Many within the media hungry for a sensational story were easily and quickly hooked by the duo.
Without any evidence whatsoever Boisselier managed to get 30 uninterrupted minutes for her monologue on CNN. Other news outlets quickly ran with the story, without any meaningful proof or additional sources to verify her outlandish claims.
Eric Lander, Director Whitehead/MIT genome sequencing center in Cambridge, Massachusetts said it is really quite “simple…to verify this claim scientifically,” reports the Washington Post in the story “Cloning a Previous Hoax?” by Rick Weiss (December 31, 2002).
So why didn’t anyone in the media require such proof before running this story?
LA Times reporter Tim Rutten offers some context.
“Consider, for one moment, the objective circumstances: a crackpot cult, whose French founder says he got his marching orders from a space alien, calls a press conference in Miami to announce that a cloned child has been born to an unidentified woman in an unspecified place the day after Christmas,” the reporter jibed within the LA Times in his piece titled, “Cult ‘clones’ a baby! Read (and read) all about it” (January 1, 2003).

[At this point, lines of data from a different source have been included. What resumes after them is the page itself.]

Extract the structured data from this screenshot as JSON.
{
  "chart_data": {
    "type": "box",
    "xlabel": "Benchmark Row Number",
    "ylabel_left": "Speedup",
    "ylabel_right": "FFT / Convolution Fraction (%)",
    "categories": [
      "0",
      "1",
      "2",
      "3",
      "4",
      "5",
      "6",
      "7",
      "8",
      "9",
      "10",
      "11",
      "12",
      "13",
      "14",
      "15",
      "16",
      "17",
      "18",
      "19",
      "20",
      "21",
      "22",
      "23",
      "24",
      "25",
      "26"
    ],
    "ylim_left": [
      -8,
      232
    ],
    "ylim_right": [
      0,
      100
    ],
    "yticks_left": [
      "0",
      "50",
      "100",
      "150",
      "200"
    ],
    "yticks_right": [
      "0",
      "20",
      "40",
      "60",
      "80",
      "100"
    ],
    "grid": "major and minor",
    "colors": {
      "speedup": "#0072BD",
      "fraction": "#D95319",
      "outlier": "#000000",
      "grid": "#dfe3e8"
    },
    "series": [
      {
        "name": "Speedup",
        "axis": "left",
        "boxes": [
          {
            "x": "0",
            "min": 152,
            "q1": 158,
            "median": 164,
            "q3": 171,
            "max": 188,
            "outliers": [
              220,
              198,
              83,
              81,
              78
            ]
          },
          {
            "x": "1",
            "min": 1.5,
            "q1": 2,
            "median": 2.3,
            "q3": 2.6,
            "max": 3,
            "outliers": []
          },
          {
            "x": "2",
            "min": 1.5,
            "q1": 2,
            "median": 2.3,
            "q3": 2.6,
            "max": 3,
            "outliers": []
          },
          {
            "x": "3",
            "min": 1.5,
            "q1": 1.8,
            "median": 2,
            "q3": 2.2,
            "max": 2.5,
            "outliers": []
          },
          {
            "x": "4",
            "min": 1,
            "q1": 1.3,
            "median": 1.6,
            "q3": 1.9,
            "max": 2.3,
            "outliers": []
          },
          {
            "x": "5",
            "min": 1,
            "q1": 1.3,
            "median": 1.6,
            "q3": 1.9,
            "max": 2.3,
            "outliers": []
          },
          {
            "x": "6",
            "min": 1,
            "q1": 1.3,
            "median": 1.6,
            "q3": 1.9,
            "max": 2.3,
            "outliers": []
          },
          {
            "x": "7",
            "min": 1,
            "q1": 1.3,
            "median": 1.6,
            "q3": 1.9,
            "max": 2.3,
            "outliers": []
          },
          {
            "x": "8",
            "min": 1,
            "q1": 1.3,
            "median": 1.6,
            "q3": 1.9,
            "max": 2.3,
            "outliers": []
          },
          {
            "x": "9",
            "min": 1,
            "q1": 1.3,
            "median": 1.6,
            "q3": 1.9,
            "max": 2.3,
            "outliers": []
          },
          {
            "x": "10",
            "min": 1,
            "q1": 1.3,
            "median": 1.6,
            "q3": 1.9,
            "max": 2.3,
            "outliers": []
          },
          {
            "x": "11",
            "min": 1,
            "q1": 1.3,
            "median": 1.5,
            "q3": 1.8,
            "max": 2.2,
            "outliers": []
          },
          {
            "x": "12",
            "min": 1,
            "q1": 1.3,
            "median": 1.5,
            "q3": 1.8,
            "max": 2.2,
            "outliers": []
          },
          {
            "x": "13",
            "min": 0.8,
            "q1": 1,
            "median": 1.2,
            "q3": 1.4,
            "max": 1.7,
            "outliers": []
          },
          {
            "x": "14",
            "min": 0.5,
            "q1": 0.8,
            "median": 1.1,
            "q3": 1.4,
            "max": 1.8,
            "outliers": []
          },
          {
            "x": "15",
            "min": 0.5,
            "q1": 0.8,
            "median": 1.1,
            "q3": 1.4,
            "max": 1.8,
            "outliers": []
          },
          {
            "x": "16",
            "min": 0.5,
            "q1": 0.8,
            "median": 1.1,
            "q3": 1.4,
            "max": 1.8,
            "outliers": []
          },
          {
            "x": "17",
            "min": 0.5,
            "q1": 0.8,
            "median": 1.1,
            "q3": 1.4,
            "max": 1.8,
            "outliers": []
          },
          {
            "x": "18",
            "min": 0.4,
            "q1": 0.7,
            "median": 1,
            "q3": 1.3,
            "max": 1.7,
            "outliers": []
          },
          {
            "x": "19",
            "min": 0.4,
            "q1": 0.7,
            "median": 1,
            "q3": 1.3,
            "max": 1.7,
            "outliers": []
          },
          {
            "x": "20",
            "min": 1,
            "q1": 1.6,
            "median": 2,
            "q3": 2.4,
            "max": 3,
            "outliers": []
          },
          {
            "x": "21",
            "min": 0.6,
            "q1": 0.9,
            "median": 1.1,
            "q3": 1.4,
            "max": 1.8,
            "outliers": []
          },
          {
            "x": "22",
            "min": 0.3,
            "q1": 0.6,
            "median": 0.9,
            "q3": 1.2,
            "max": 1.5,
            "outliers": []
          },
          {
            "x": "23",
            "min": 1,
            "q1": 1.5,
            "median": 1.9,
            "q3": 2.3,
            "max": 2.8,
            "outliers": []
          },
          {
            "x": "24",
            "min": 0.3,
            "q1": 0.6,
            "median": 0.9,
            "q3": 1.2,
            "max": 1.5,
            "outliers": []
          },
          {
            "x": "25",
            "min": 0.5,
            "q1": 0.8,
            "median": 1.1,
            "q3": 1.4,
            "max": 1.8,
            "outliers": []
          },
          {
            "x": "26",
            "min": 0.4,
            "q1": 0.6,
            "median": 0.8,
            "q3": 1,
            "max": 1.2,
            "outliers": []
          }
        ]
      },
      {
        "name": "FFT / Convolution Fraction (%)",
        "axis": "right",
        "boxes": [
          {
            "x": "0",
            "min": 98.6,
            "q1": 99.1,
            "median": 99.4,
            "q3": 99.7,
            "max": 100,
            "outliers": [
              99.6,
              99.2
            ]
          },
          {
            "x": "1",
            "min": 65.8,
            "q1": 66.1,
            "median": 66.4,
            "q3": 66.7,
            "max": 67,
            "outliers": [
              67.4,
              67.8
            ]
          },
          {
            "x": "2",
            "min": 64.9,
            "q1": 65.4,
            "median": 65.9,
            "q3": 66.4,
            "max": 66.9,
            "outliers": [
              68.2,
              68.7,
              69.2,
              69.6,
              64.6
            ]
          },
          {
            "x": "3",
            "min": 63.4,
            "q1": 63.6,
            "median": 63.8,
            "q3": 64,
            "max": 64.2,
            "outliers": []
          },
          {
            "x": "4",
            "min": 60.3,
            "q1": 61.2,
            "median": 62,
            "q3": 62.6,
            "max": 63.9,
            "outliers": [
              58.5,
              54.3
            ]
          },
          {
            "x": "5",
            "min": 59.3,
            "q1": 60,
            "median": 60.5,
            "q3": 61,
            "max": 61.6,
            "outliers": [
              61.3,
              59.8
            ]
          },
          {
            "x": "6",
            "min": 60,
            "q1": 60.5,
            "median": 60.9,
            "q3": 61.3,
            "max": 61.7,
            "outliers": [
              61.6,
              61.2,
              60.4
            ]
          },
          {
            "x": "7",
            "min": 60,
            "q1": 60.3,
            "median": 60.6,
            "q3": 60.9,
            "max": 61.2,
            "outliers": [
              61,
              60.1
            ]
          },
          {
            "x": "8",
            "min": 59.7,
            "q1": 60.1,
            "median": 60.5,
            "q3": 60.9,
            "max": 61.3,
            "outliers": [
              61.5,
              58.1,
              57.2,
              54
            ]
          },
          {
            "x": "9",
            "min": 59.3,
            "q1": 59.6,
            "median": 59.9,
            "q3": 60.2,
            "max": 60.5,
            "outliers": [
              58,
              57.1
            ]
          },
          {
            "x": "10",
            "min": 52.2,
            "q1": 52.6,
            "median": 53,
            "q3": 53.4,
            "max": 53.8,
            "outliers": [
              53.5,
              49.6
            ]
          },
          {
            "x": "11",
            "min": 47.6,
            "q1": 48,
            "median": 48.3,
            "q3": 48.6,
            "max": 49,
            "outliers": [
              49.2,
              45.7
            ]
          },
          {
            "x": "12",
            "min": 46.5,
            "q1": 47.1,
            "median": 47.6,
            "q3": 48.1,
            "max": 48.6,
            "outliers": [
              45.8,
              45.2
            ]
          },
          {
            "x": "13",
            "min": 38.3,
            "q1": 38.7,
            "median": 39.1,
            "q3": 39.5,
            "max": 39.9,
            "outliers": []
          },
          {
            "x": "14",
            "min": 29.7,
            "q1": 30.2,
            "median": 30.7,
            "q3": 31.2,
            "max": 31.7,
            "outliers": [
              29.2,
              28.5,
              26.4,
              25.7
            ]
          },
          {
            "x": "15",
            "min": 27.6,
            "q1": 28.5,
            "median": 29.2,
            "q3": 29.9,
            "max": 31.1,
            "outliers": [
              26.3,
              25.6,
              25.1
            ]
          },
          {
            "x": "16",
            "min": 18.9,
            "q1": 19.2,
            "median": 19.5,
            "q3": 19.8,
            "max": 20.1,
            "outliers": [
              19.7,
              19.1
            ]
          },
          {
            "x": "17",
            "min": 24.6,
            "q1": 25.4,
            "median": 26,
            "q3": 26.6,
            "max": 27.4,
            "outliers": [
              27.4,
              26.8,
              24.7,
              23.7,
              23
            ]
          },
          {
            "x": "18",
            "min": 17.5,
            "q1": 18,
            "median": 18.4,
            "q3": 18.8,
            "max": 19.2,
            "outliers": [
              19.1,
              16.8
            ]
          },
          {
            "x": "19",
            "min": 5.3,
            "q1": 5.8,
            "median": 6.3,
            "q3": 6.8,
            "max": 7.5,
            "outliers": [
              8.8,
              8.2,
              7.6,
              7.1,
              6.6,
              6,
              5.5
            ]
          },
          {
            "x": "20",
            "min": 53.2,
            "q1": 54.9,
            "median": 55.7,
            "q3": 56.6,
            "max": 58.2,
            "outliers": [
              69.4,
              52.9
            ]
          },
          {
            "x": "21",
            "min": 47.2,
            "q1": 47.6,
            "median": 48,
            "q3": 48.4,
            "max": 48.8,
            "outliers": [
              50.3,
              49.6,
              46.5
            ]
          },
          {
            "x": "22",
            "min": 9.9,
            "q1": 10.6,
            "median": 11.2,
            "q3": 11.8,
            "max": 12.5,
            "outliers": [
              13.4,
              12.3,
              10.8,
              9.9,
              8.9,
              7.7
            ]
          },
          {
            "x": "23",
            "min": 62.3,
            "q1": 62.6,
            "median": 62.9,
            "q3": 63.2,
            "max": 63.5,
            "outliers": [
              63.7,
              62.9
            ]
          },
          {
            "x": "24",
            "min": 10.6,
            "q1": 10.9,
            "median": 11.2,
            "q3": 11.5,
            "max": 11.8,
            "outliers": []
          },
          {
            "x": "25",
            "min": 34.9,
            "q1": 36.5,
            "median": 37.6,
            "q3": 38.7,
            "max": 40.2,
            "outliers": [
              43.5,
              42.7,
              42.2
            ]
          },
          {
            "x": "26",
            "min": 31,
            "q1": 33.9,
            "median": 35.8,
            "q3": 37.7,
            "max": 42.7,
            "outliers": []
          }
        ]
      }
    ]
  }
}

Orville Schell, dean of UC Berkeley’s Graduate School of Journalism summarized the so-called news story about “cloning” succinctly. “This story is a very obvious example of a larger, more worrisome problem, which is that there are a thousand ways every day in which the contemporary media doesn’t know how to make the dignified decision.” Schell concluded, “Everybody associated with the media became a little less dignified.”
Amen.
And Rael laughed all the way back to “UFO Land,” his Canadian base of operations, the proud recipient of a belated Christmas present from the media. That is, the greatest news bonanza the known publicity hound has ever received.
Don’t expect too much self-analysis and contrition from those who irresponsibly ran with this story. It’s just too embarrassing to admit you’ve been had, and by no less than a “cult leader” and ridiculous buffoon like “Rael.”